Apesar das promessas de abertura do mercado de gás natural do governo federal, a Petrobras segue com o domínio do setor. A empresa foi a única que manteve proposta em chamada pública para venda do combustível para as distribuidoras do Nordeste. A intenção das empresas era contratar o fornecimento de gás com preços mais competitivos do que os estabelecidos nos contratos atuais com a petroleira brasileira.
A situação foi relatada aos ministros Paulo Guedes (Economia) e Bento Albuquerque (Minas e Energia) em uma carta assinada pela Abegás. As pastas comandam as ações para abertura do mercado de gás natural estabelecidas no programa Novo Mercado de Gás.
Durante o prazo da chamada pública, de agosto de 2018 a setembro de 2019, as distribuidoras receberam 39 propostas de fornecimento de gás. Mas, apenas a Petrobras manteve a oferta. Contudo, a empresa estabeleceu um preço mais alto que o vigente e aumentou o percentual de etano no combustível.

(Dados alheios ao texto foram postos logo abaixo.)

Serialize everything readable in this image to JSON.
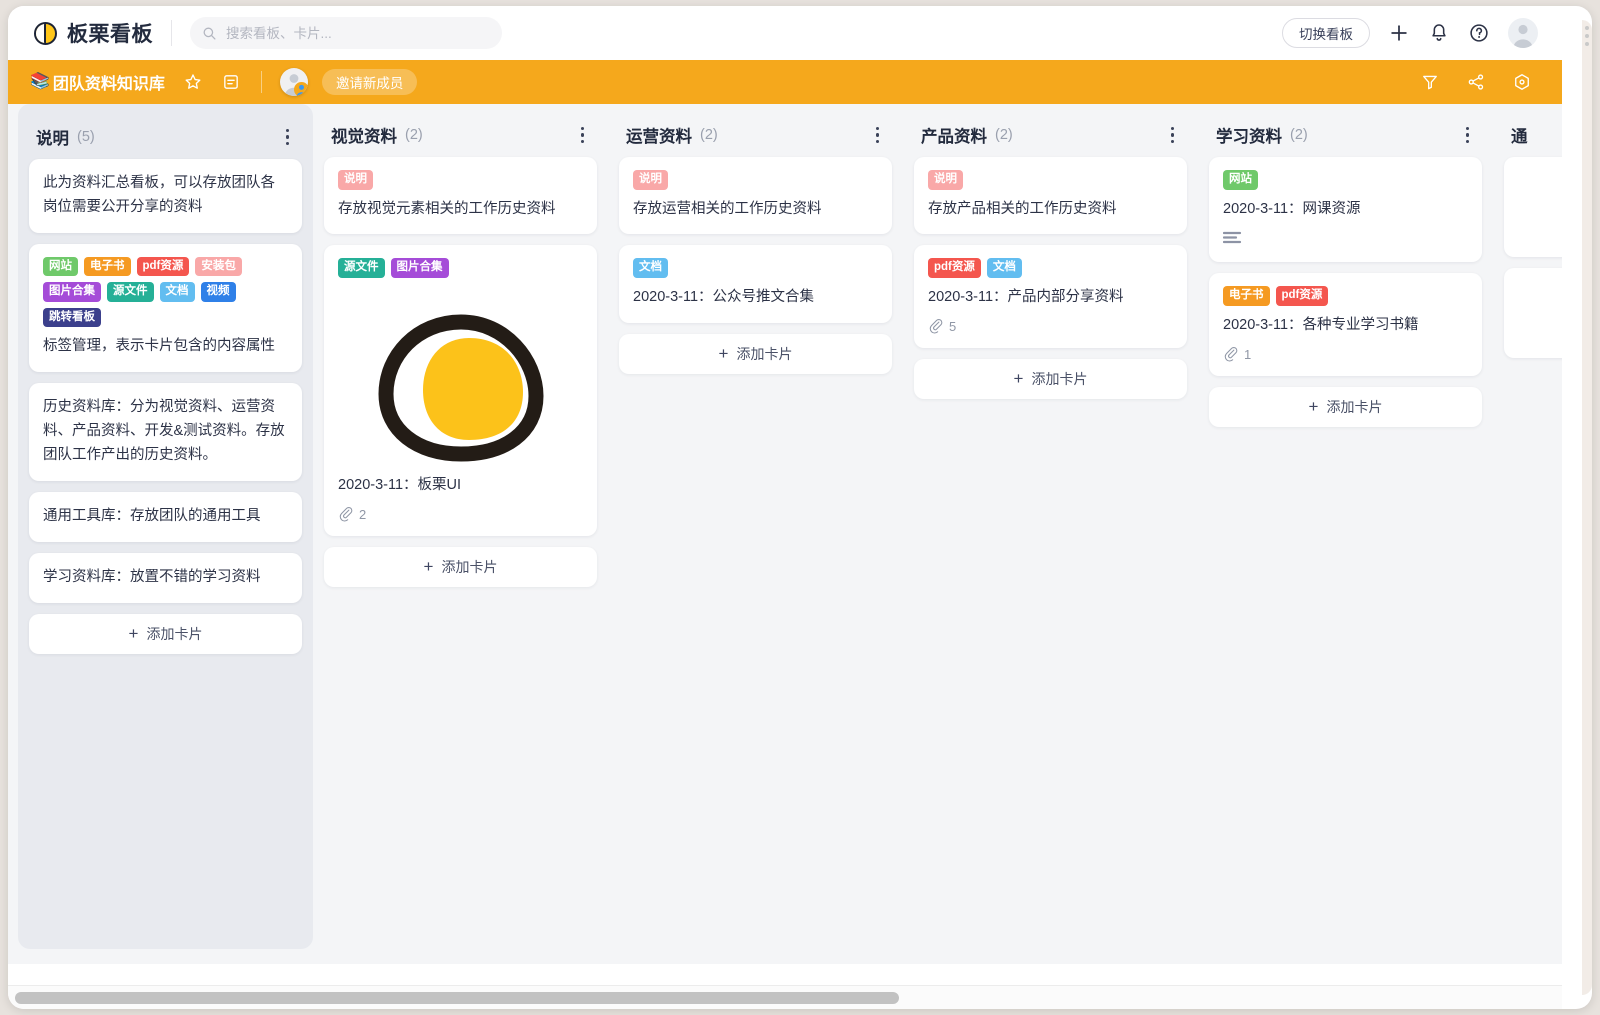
{
  "app": {
    "logo_text": "板栗看板",
    "logo_icon": "chestnut-moon-icon"
  },
  "search": {
    "placeholder": "搜索看板、卡片...",
    "value": "",
    "icon": "search-icon"
  },
  "topbar": {
    "switch_board_label": "切换看板",
    "add_icon": "plus-icon",
    "notification_icon": "bell-icon",
    "help_icon": "question-circle-icon",
    "avatar_icon": "user-avatar-icon"
  },
  "boardbar": {
    "emoji": "📚",
    "title": "团队资料知识库",
    "star_icon": "star-icon",
    "description_icon": "description-icon",
    "member_avatar_icon": "member-avatar-icon",
    "invite_label": "邀请新成员",
    "filter_icon": "filter-icon",
    "share_icon": "share-icon",
    "settings_icon": "hexagon-settings-icon",
    "accent_color": "#f5a81c"
  },
  "tag_colors": {
    "网站": "#6fc96a",
    "电子书": "#f59a22",
    "pdf资源": "#f4564e",
    "安装包": "#f9a8a8",
    "图片合集": "#a54cd8",
    "源文件": "#25b097",
    "文档": "#62bdf0",
    "视频": "#2f80e8",
    "跳转看板": "#3b3f8c",
    "说明": "#f9a8a8"
  },
  "add_card_label": "添加卡片",
  "columns": [
    {
      "title": "说明",
      "count": "(5)",
      "highlighted": true,
      "cards": [
        {
          "tags": [],
          "text": "此为资料汇总看板，可以存放团队各岗位需要公开分享的资料"
        },
        {
          "tags": [
            "网站",
            "电子书",
            "pdf资源",
            "安装包",
            "图片合集",
            "源文件",
            "文档",
            "视频",
            "跳转看板"
          ],
          "text": "标签管理，表示卡片包含的内容属性"
        },
        {
          "tags": [],
          "text": "历史资料库：分为视觉资料、运营资料、产品资料、开发&测试资料。存放团队工作产出的历史资料。"
        },
        {
          "tags": [],
          "text": "通用工具库：存放团队的通用工具"
        },
        {
          "tags": [],
          "text": "学习资料库：放置不错的学习资料"
        }
      ]
    },
    {
      "title": "视觉资料",
      "count": "(2)",
      "highlighted": false,
      "cards": [
        {
          "tags": [
            "说明"
          ],
          "text": "存放视觉元素相关的工作历史资料"
        },
        {
          "tags": [
            "源文件",
            "图片合集"
          ],
          "text": "2020-3-11：板栗UI",
          "image": "chestnut-logo-image",
          "attachments": "2"
        }
      ]
    },
    {
      "title": "运营资料",
      "count": "(2)",
      "highlighted": false,
      "cards": [
        {
          "tags": [
            "说明"
          ],
          "text": "存放运营相关的工作历史资料"
        },
        {
          "tags": [
            "文档"
          ],
          "text": "2020-3-11：公众号推文合集"
        }
      ]
    },
    {
      "title": "产品资料",
      "count": "(2)",
      "highlighted": false,
      "cards": [
        {
          "tags": [
            "说明"
          ],
          "text": "存放产品相关的工作历史资料"
        },
        {
          "tags": [
            "pdf资源",
            "文档"
          ],
          "text": "2020-3-11：产品内部分享资料",
          "attachments": "5"
        }
      ]
    },
    {
      "title": "学习资料",
      "count": "(2)",
      "highlighted": false,
      "cards": [
        {
          "tags": [
            "网站"
          ],
          "text": "2020-3-11：网课资源",
          "description": true
        },
        {
          "tags": [
            "电子书",
            "pdf资源"
          ],
          "text": "2020-3-11：各种专业学习书籍",
          "attachments": "1"
        }
      ]
    },
    {
      "title": "通",
      "count": "",
      "highlighted": false,
      "partial": true,
      "cards": [
        {
          "tags": [],
          "text": ""
        },
        {
          "tags": [],
          "text": ""
        }
      ]
    }
  ]
}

Ao governo, a Abegás afirmou que a falta de acesso de infraestrutura básica para escoar o combustível, como terminais e gasodutos, foi um dos motivos para a desistência dos agentes.
“O resultado das chamadas públicas das distribuidoras da região Nordeste deixa claro que a Petrobras segue como agente dominante na oferta de gás natural e que a abertura, de fato, do mercado depende essencialmente da diversificação de ofertantes da molécula”, diz a carta.
As empresas pediram para que o governo considere o resultado da chamada pública e estabeleça ações para ampliar a quantidade de agentes no setor de gás no âmbito do programa Novo Mercado de Gás. Apesar do potencial para produção no Brasil, as distribuidoras destacaram que, no cenário atual, a reinjeção de gás supera a quantidade importada da Bolívia.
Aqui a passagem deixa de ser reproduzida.